Faça como numa reunião por Zoom: ponha a política no mudo
Apesar
de tudo, o universo da política continua achando mais provável Jair Bolsonaro
ficar no Planalto pelo menos até 2022. E tem outra. Depois de Luiz Inácio Lula
da Silva voltar à elegibilidade, diminuiu naturalmente o número de quem vê o
atual presidente na cadeira até 2026. Diminuiu, mas está longe de ter virado
fumaça.
O
ambiente anda chacoalhado. Esqueça, porém, os discursos: os principais atores
só estão de olho mesmo é em 2022. Isso seria apenas o óbvio, não comparecessem
dia sim outro também diante do público para dizer que estamos mergulhados numa
tragédia (e estamos mesmo) e que isso exige medidas radicais imediatas.
De
vez em quando, faça como numa dessas reuniões no Zoom, ou no Teams: ponha a
política no mudo. Preste atenção no que os políticos fazem, e não no que dizem.
Um exemplo foi o manifesto dos seis pré-presidenciáveis. Na forma, um libelo
pela democracia. Na alma, apenas um posicionamento para a eleição. Contra
Bolsonaro, Lula e possíveis aliados de cada um dos dois.

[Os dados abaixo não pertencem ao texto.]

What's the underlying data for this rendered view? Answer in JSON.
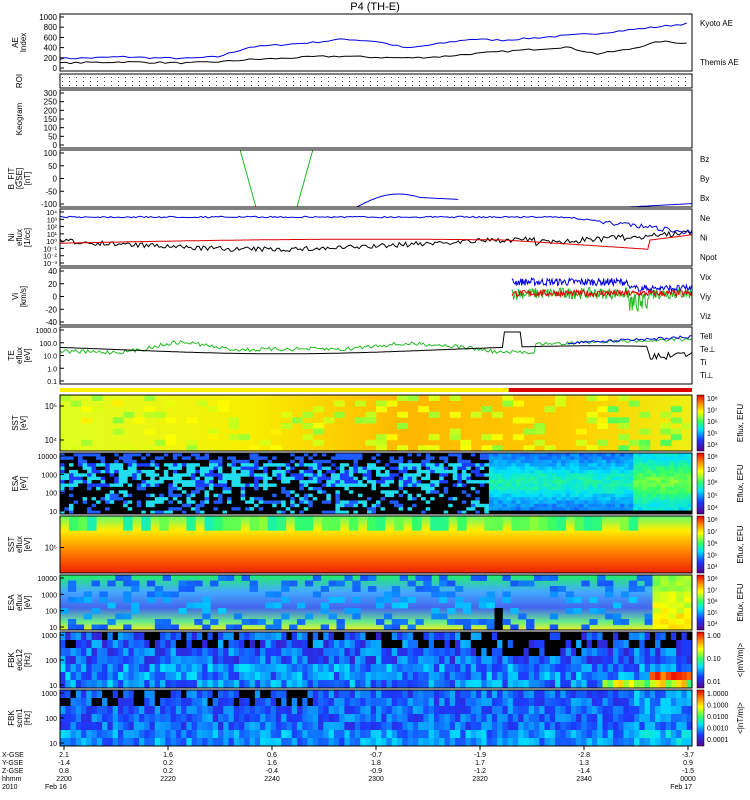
{
  "title": "P4 (TH-E)",
  "colors": {
    "kyoto": "#0000dd",
    "themis": "#000000",
    "bz": "#dd0000",
    "by": "#22bb22",
    "bx": "#0000dd",
    "ne": "#dd0000",
    "ni": "#000000",
    "npot": "#0000dd",
    "vx": "#dd0000",
    "vy": "#22bb22",
    "vz": "#0000dd",
    "tell": "#000000",
    "te_perp": "#dd0000",
    "ti": "#22bb22",
    "ti_perp": "#0000dd"
  },
  "chart_data": [
    {
      "type": "line",
      "name": "ae",
      "ylabel": "AE Index",
      "ylim": [
        0,
        1000
      ],
      "yticks": [
        "1000",
        "800",
        "600",
        "400",
        "200",
        "0"
      ],
      "legend": [
        "Kyoto AE",
        "Themis AE"
      ],
      "x": [
        0,
        0.05,
        0.1,
        0.15,
        0.2,
        0.25,
        0.3,
        0.35,
        0.4,
        0.45,
        0.5,
        0.55,
        0.6,
        0.65,
        0.7,
        0.75,
        0.8,
        0.85,
        0.9,
        0.95,
        1.0
      ],
      "series": [
        {
          "name": "Kyoto AE",
          "values": [
            220,
            230,
            250,
            230,
            220,
            250,
            420,
            460,
            500,
            560,
            520,
            400,
            480,
            560,
            540,
            580,
            620,
            660,
            720,
            780,
            840
          ]
        },
        {
          "name": "Themis AE",
          "values": [
            140,
            150,
            160,
            150,
            140,
            160,
            200,
            220,
            250,
            260,
            240,
            230,
            250,
            300,
            340,
            380,
            420,
            300,
            380,
            520,
            480
          ]
        }
      ]
    },
    {
      "type": "line",
      "name": "roi",
      "ylabel": "ROI"
    },
    {
      "type": "line",
      "name": "keogram",
      "ylabel": "Keogram",
      "ylim": [
        0,
        300
      ],
      "yticks": [
        "300",
        "250",
        "200",
        "150",
        "100",
        "50",
        "0"
      ]
    },
    {
      "type": "line",
      "name": "bfit",
      "ylabel": "B_FIT [GSE] [nT]",
      "ylim": [
        -100,
        100
      ],
      "yticks": [
        "100",
        "50",
        "0",
        "-50",
        "-100"
      ],
      "legend": [
        "Bz",
        "By",
        "Bx"
      ]
    },
    {
      "type": "line",
      "name": "density",
      "ylabel": "Ni eflux [1/cc]",
      "yticks": [
        "10⁴",
        "10³",
        "10²",
        "10¹",
        "10⁰",
        "10⁻¹",
        "10⁻²",
        "10⁻³"
      ],
      "legend": [
        "Ne",
        "Ni",
        "Npot"
      ]
    },
    {
      "type": "line",
      "name": "velocity",
      "ylabel": "Vi [km/s]",
      "ylim": [
        -50,
        40
      ],
      "yticks": [
        "40",
        "20",
        "0",
        "-20",
        "-40"
      ],
      "legend": [
        "Vix",
        "Viy",
        "Viz"
      ]
    },
    {
      "type": "line",
      "name": "temperature",
      "ylabel": "TE eflux [eV]",
      "yticks": [
        "1000.0",
        "100.0",
        "10.0",
        "1.0",
        "0.1"
      ],
      "legend": [
        "Tell",
        "Te⊥",
        "Ti",
        "Ti⊥"
      ]
    },
    {
      "type": "heatmap",
      "name": "sst_e",
      "ylabel": "SST [eV]",
      "yticks": [
        "10⁵",
        "10⁴"
      ]
    },
    {
      "type": "heatmap",
      "name": "esa_e",
      "ylabel": "ESA [eV]",
      "yticks": [
        "10000",
        "1000",
        "100",
        "10"
      ]
    },
    {
      "type": "heatmap",
      "name": "sst_i",
      "ylabel": "SST eflux [eV]",
      "yticks": [
        "10⁵"
      ]
    },
    {
      "type": "heatmap",
      "name": "esa_i",
      "ylabel": "ESA eflux [eV]",
      "yticks": [
        "10000",
        "1000",
        "100",
        "10"
      ]
    },
    {
      "type": "heatmap",
      "name": "fbk_e12",
      "ylabel": "FBK edc12 [Hz]",
      "yticks": [
        "1000",
        "100",
        "10"
      ]
    },
    {
      "type": "heatmap",
      "name": "fbk_scm1",
      "ylabel": "FBK scm1 [Hz]",
      "yticks": [
        "1000",
        "100",
        "10"
      ]
    }
  ],
  "colorbars": {
    "eflux": {
      "label": "Eflux, EFU",
      "ticks": [
        "10⁸",
        "10⁷",
        "10⁶",
        "10⁵",
        "10⁴"
      ]
    },
    "fbk_e": {
      "label": "<|mV/m|>",
      "ticks": [
        "1.00",
        "0.10",
        "0.01"
      ]
    },
    "fbk_b": {
      "label": "<|nT/m|>",
      "ticks": [
        "1.0000",
        "0.1000",
        "0.0100",
        "0.0010",
        "0.0001"
      ]
    }
  },
  "x_axis": {
    "row_labels": [
      "X-GSE",
      "Y-GSE",
      "Z-GSE",
      "hhmm",
      "2010"
    ],
    "ticks": [
      {
        "rows": [
          "2.1",
          "-1.4",
          "0.8",
          "2200",
          "Feb 16"
        ]
      },
      {
        "rows": [
          "1.6",
          "0.2",
          "0.2",
          "2220",
          ""
        ]
      },
      {
        "rows": [
          "0.6",
          "1.6",
          "-0.4",
          "2240",
          ""
        ]
      },
      {
        "rows": [
          "-0.7",
          "1.8",
          "-0.9",
          "2300",
          ""
        ]
      },
      {
        "rows": [
          "-1.9",
          "1.7",
          "-1.2",
          "2320",
          ""
        ]
      },
      {
        "rows": [
          "-2.8",
          "1.3",
          "-1.4",
          "2340",
          ""
        ]
      },
      {
        "rows": [
          "-3.7",
          "0.9",
          "-1.5",
          "0000",
          "Feb 17"
        ]
      }
    ]
  }
}
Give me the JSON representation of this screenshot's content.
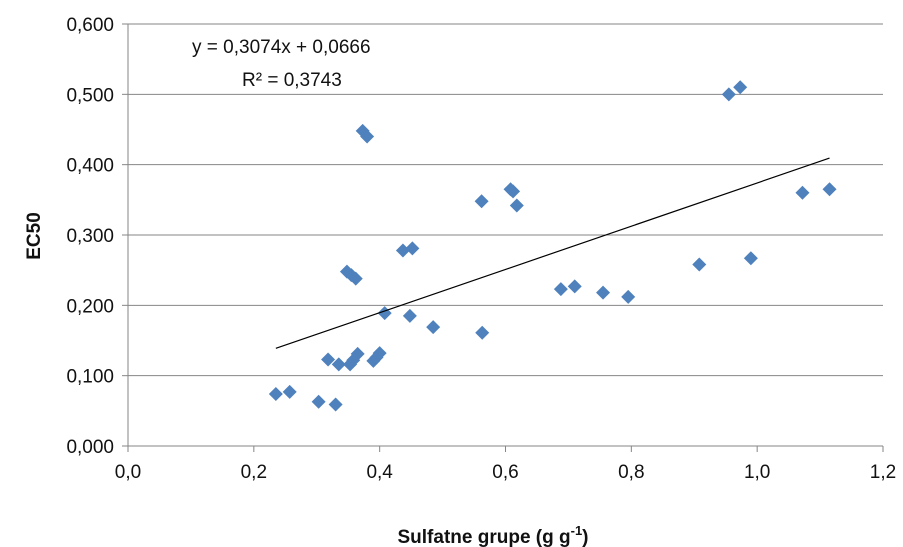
{
  "chart_data": {
    "type": "scatter",
    "title": "",
    "xlabel": "Sulfatne grupe (g g",
    "xlabel_sup": "-1",
    "xlabel_close": ")",
    "ylabel": "EC50",
    "xlim": [
      0.0,
      1.2
    ],
    "ylim": [
      0.0,
      0.6
    ],
    "xticks": [
      "0,0",
      "0,2",
      "0,4",
      "0,6",
      "0,8",
      "1,0",
      "1,2"
    ],
    "xtick_values": [
      0.0,
      0.2,
      0.4,
      0.6,
      0.8,
      1.0,
      1.2
    ],
    "yticks": [
      "0,000",
      "0,100",
      "0,200",
      "0,300",
      "0,400",
      "0,500",
      "0,600"
    ],
    "ytick_values": [
      0.0,
      0.1,
      0.2,
      0.3,
      0.4,
      0.5,
      0.6
    ],
    "grid": "horizontal",
    "marker_color": "#4F81BD",
    "series": [
      {
        "points": [
          [
            0.235,
            0.074
          ],
          [
            0.257,
            0.077
          ],
          [
            0.303,
            0.063
          ],
          [
            0.33,
            0.059
          ],
          [
            0.318,
            0.123
          ],
          [
            0.335,
            0.116
          ],
          [
            0.353,
            0.116
          ],
          [
            0.358,
            0.122
          ],
          [
            0.365,
            0.131
          ],
          [
            0.39,
            0.121
          ],
          [
            0.395,
            0.126
          ],
          [
            0.4,
            0.132
          ],
          [
            0.348,
            0.248
          ],
          [
            0.355,
            0.243
          ],
          [
            0.362,
            0.238
          ],
          [
            0.373,
            0.448
          ],
          [
            0.38,
            0.44
          ],
          [
            0.408,
            0.189
          ],
          [
            0.448,
            0.185
          ],
          [
            0.485,
            0.169
          ],
          [
            0.437,
            0.278
          ],
          [
            0.452,
            0.281
          ],
          [
            0.562,
            0.348
          ],
          [
            0.563,
            0.161
          ],
          [
            0.608,
            0.365
          ],
          [
            0.612,
            0.362
          ],
          [
            0.618,
            0.342
          ],
          [
            0.688,
            0.223
          ],
          [
            0.71,
            0.227
          ],
          [
            0.755,
            0.218
          ],
          [
            0.795,
            0.212
          ],
          [
            0.908,
            0.258
          ],
          [
            0.955,
            0.5
          ],
          [
            0.973,
            0.51
          ],
          [
            0.99,
            0.267
          ],
          [
            1.072,
            0.36
          ],
          [
            1.115,
            0.365
          ]
        ]
      }
    ],
    "trendline": {
      "x_range": [
        0.235,
        1.115
      ],
      "slope": 0.3074,
      "intercept": 0.0666,
      "equation": "y = 0,3074x + 0,0666",
      "r2": "R² = 0,3743",
      "color": "#000000"
    }
  }
}
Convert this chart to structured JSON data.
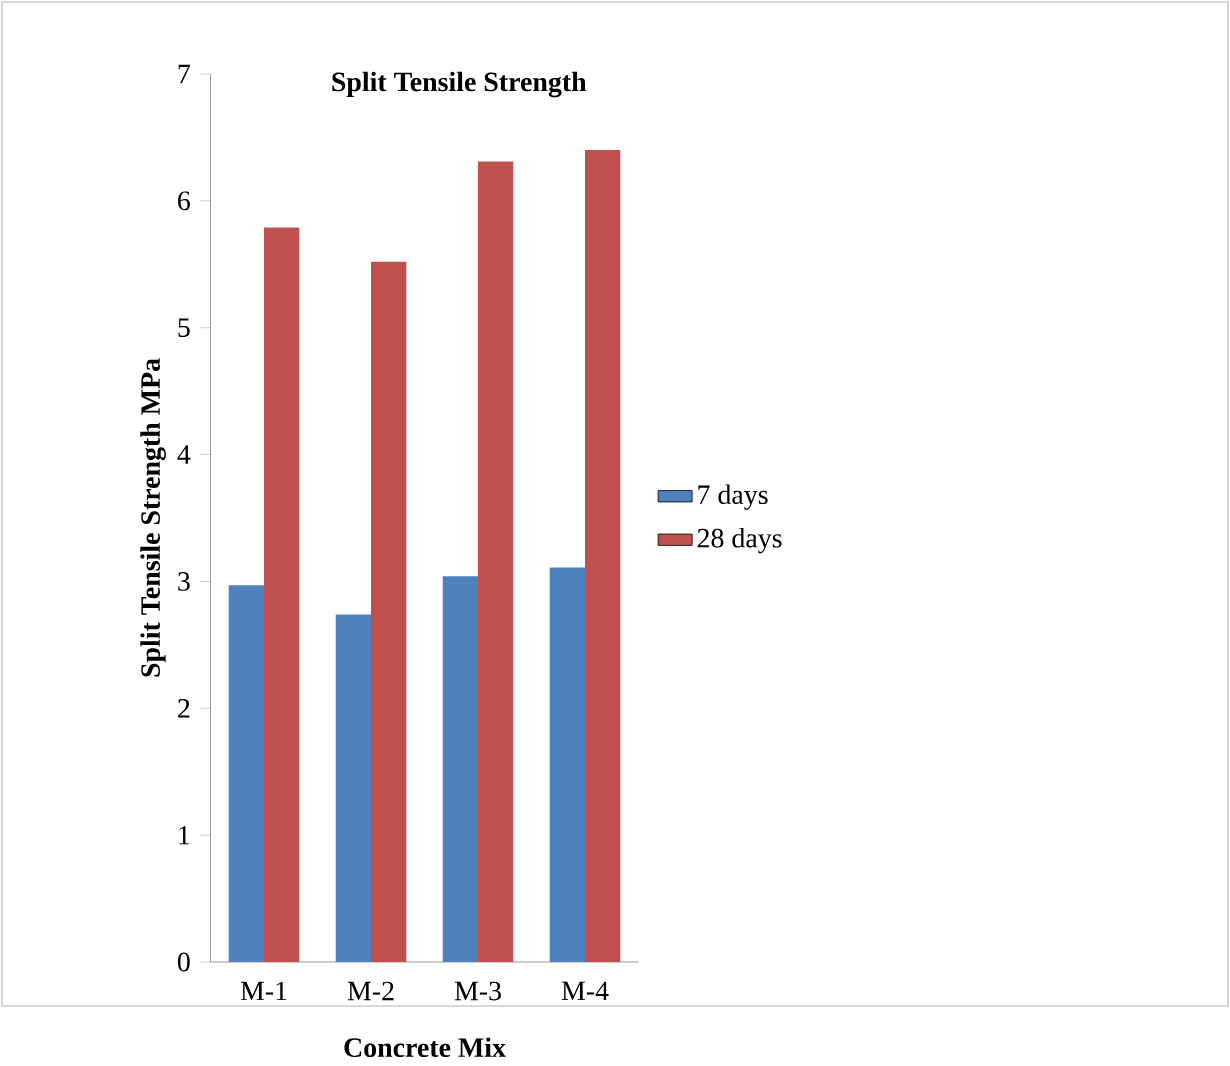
{
  "chart_data": {
    "type": "bar",
    "title": "Split Tensile Strength",
    "xlabel": "Concrete Mix",
    "ylabel": "Split Tensile Strength MPa",
    "categories": [
      "M-1",
      "M-2",
      "M-3",
      "M-4"
    ],
    "series": [
      {
        "name": "7 days",
        "color": "#4f81bd",
        "values": [
          2.97,
          2.74,
          3.04,
          3.11
        ]
      },
      {
        "name": "28 days",
        "color": "#c0504d",
        "values": [
          5.79,
          5.52,
          6.31,
          6.4
        ]
      }
    ],
    "ylim": [
      0,
      7
    ],
    "yticks": [
      0,
      1,
      2,
      3,
      4,
      5,
      6,
      7
    ],
    "legend": "right"
  }
}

Se a prioridade fosse fazer um gesto antibolsonarista, Lula teria sido convidado. Mas suponhamos que as atribulações jurídicas dele constrangeram os autores. Então por que não chamaram o Guilherme Boulos? Ele é pré-candidato. Ou seja, se tirarmos o som, conclui-se que no manifesto a dita fé democrática apenas encobriu mais uma tentativa de alavancagem eleitoral “contra os extremos”.
Teria
sido melhor dizer “olha, somos pré-candidatos, mas estamos dispostos a nos
juntar em torno de um único nome”. Esta é, aliás, uma vantagem do atual
ocupante do Planalto: as falas dele trazem o que pretendem dizer, não encobrem
intenções e não exigem do povo grande esforço de interpretação.
“Preste
atenção no que fazem, e não no que dizem. Um exemplo foi o manifesto dos seis
pré-presidenciáveis”
Querem
saber uma razão da estabilidade vivida pelo governo Bolsonaro, mesmo com a
tragédia sanitária e suas consequências econômicas? Não há consenso entre os
adversários de que qualquer coisa é preferível a ele na Presidência.
E
o capitão vai tocando o barco, protegendo e mantendo organizadas suas fileiras,
para resistir e preservar uma musculatura político-eleitoral que o coloque pelo
menos no segundo turno em 2022.
Não
que a vida de Bolsonaro esteja resolvida. Vamos ver o que sai da caixinha de
surpresas do Supremo Tribunal Federal no dia 14, mas se Lula continuar
candidatável espera-se a intensificação do bombardeio contra Bolsonaro vindo do
“centro”, para tentar demoli-lo e oferecer-se ao eleitorado hoje bolsonarista
como a única opção contra “a ameaça da volta do PT”.
Sobre
isso, espera-se também um esforço monumental do establishment para convergir o
“centro” para um único nome.
A
política brasileira é cheia de sobressaltos, mas também tediosamente
previsível.
Ah,
e uma diferença definitiva entre a situação de agora e a das Diretas Já, citada
no “manifesto dos seis”. Em 1984/85, os liberais que hoje seriam chamados de
centristas aceitaram juntar-se à esquerda. Não consta que alguma vez Ulysses
Guimarães, Franco Montoro ou mesmo Tancredo Neves tenham colocado a coisa como
uma luta “contra os extremos”.
Era
outro tempo. E outro tipo de político.